Nina pun segera berjalan dan duduk di meja yang dimaksud Ibu Pipit. Ia duduk tepat di belakang Bunga. Masih ingatkah kalian dengan si Bunga? Iya, salah satu siswi terpintar.
"Gue Bunga, jangan bawa perasaan dulu, ya! Cowok di kelas ini emang suka gombal!" ungkap Bunga.
"Hehe, iya." Nina hanya terkekeh mendengarnya.
"Hih, dia cuma iri gara-gara nggak pernah digombalin," sahut Bagas-siswa di kelas ini dengan tiba-tiba. Bunga pun memonyongkan bibir kesal, dan mencubit cowok di sampingnya.
"Halo Nina, aku Angel," sapa gadis di samping Nina.
"Halo," jawab Nina seraya tersenyum lebar. Selebar senyuman Joker.
"Jangan malu-malu, nanti kalo mau istirahat bareng kita berdua aja!" seru Bunga dengan antusias. Tampaknya Bunga adalah gadis yang sangat periang dan mudah berbaur dengan orang baru.
"Emangnya Nina malu, ya?" tanya Angel tak mengerti.
"ANGEL! BUNGA! Jangan ngobrol terus, Pak Bandi akan segera datang!
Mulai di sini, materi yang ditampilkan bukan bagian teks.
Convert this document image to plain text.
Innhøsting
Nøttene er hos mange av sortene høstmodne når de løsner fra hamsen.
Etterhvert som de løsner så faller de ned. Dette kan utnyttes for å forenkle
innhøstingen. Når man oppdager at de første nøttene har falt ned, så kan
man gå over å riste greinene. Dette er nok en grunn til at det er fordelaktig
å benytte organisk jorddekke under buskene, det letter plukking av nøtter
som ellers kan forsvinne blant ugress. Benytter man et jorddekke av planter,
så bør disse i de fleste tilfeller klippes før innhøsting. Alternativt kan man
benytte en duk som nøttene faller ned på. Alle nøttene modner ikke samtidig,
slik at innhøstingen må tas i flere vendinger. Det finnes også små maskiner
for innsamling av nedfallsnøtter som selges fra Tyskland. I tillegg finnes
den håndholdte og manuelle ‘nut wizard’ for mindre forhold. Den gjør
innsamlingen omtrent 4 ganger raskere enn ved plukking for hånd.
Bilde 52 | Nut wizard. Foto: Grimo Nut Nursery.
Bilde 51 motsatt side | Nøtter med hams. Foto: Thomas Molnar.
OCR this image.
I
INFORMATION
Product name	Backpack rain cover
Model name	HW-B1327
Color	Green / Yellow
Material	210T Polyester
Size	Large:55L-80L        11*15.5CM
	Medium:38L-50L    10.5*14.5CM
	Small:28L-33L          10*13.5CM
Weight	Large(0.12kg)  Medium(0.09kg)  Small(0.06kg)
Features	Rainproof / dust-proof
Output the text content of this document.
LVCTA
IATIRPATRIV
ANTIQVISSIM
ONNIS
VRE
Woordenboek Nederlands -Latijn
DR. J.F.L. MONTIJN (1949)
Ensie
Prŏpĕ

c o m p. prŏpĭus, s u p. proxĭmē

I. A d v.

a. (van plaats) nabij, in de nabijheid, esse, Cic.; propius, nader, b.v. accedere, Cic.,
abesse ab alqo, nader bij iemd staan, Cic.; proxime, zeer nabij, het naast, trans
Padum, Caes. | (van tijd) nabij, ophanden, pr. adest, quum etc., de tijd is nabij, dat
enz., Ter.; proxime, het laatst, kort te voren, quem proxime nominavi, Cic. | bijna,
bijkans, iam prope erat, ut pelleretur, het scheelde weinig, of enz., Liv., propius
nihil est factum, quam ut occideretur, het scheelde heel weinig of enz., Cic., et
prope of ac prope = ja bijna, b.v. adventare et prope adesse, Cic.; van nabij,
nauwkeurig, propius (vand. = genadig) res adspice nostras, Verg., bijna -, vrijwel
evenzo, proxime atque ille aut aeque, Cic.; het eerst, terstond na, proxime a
Ngobrolnya nanti pas jam istirahat saja!" seru ibu Pipit menyadarkan tiga gadis itu. Selepasnya, ibu Pipit keluar untuk mengajar di ruang kelas lain.
"Selamat pagi, semua!" Pak Bandi langsung masuk dan menyapa siswa di kelas 11 MIPA 2 itu.
"Siapa tadi yang ngerjain PR di sekolah?!" Pertanyaan Pak Bandi sontak membuat mereka panik bukan kepalang. "Nggak ada, kan? Awas, ya, kalo sampai saya lihat kalian ngerjain PR di sekolah! Nanti saya hukum seperti kelas sebelah kemarin!"